乳業業界二位の森永乳業と菓子業界4位の森永製菓が経営統合に向けた交渉に入った。両社の08年3月期の連結売上高を単純合算すると約7576億円、統合が実現すれば食品業界9位の規模となる。両社の経営統合は今までも何度か検討されていたが、今回は構想が本格化したようだ。
近年、食品業界は大手の合併や資本・業務提携が相次いでいる。二社のライバル明治製菓と明治乳業は今年9月に合併を決め、09年4月には売上高1兆1000億円の明治HDが発足する見込みだ。また、2007年にはマルハグループ本社とニチロの経営統合、アサヒビールとカゴメの資本・業務提携、味の素のカルピス完全子会社化、キリンホールディングスの協和発酵取得と、枚挙に暇が無いほどだ。

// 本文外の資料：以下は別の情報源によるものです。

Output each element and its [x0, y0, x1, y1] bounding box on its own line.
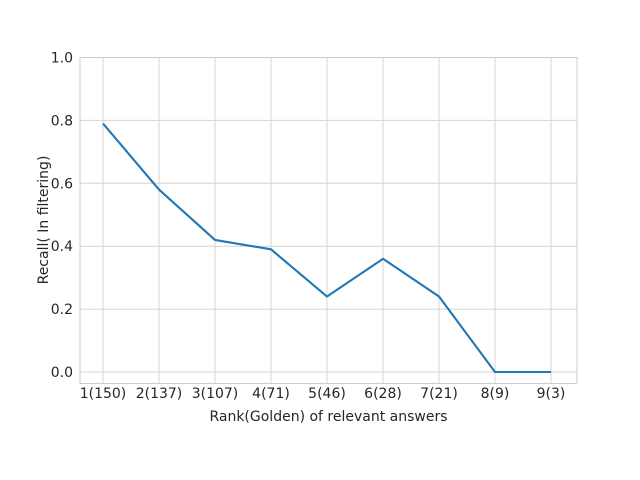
x-tick-label: 6(28) — [364, 386, 402, 402]
x-tick-label: 1(150) — [80, 386, 127, 402]
y-tick-label: 0.0 — [51, 365, 73, 381]
y-tick-label: 0.8 — [51, 113, 73, 129]
x-tick-label: 3(107) — [192, 386, 239, 402]
y-tick-label: 0.4 — [51, 239, 73, 255]
x-tick-label: 4(71) — [252, 386, 290, 402]
plot-border — [79, 57, 578, 384]
y-axis-label: Recall( In filtering) — [36, 155, 52, 285]
x-tick-label: 9(3) — [537, 386, 566, 402]
y-tick-label: 0.2 — [51, 302, 73, 318]
data-line — [102, 122, 551, 374]
x-tick-label: 5(46) — [308, 386, 346, 402]
y-tick-label: 0.6 — [51, 176, 73, 192]
x-tick-label: 8(9) — [481, 386, 510, 402]
y-tick-label: 1.0 — [51, 51, 73, 67]
x-tick-label: 2(137) — [136, 386, 183, 402]
x-axis-label: Rank(Golden) of relevant answers — [209, 409, 448, 425]
x-tick-label: 7(21) — [420, 386, 458, 402]
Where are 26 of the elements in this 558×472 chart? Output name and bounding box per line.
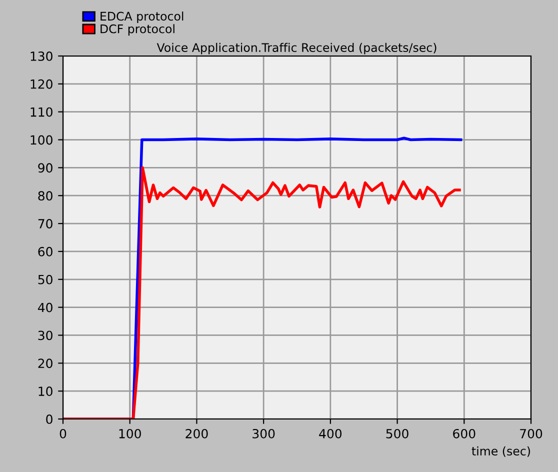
x-tick-label: 500 xyxy=(386,428,408,438)
legend-label: DCF protocol xyxy=(100,24,174,36)
y-tick-label: 20 xyxy=(38,358,52,368)
x-tick-label: 300 xyxy=(252,428,275,438)
x-tick-label: 600 xyxy=(453,428,476,438)
x-tick-label: 200 xyxy=(186,428,208,438)
y-tick-label: 130 xyxy=(30,51,52,61)
y-tick-label: 10 xyxy=(38,386,52,396)
y-tick-label: 60 xyxy=(38,246,52,256)
y-tick-label: 40 xyxy=(38,302,52,312)
y-tick-label: 120 xyxy=(30,79,52,89)
x-tick-label: 100 xyxy=(119,428,141,438)
legend-label: EDCA protocol xyxy=(100,12,184,23)
x-tick-label: 0 xyxy=(60,428,66,438)
y-tick-label: 100 xyxy=(30,135,52,145)
x-tick-label: 400 xyxy=(319,428,342,438)
y-tick-label: 0 xyxy=(46,414,52,424)
y-tick-label: 90 xyxy=(38,163,52,173)
x-axis-title: time (sec) xyxy=(472,446,530,457)
y-tick-label: 70 xyxy=(38,219,52,228)
y-tick-label: 30 xyxy=(38,330,52,340)
y-tick-label: 50 xyxy=(38,274,52,284)
y-tick-label: 110 xyxy=(30,107,52,117)
y-tick-label: 80 xyxy=(38,191,52,201)
x-tick-label: 700 xyxy=(520,428,542,438)
chart-title: Voice Application.Traffic Received (packets/sec) xyxy=(156,42,436,54)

食品業界の再編を後押ししているのは、人口減少に起因する市場縮小と日一日と厳しさを増す景況の悪化だろう。利益拡大のためには海外市場への進出が必至となる中、致命的なまでに経営体力が低下する前に収益体質を改善しておく必要がある。なかでも森永乳業と森永製菓の経営統合は収益に対する効果が大きいと考えられている。通常こういった提携でみられるような商品ブランドの共用や調達・生産・物流協力に加え、重複する一部事業の統合によるコスト削減が見込めるからだ。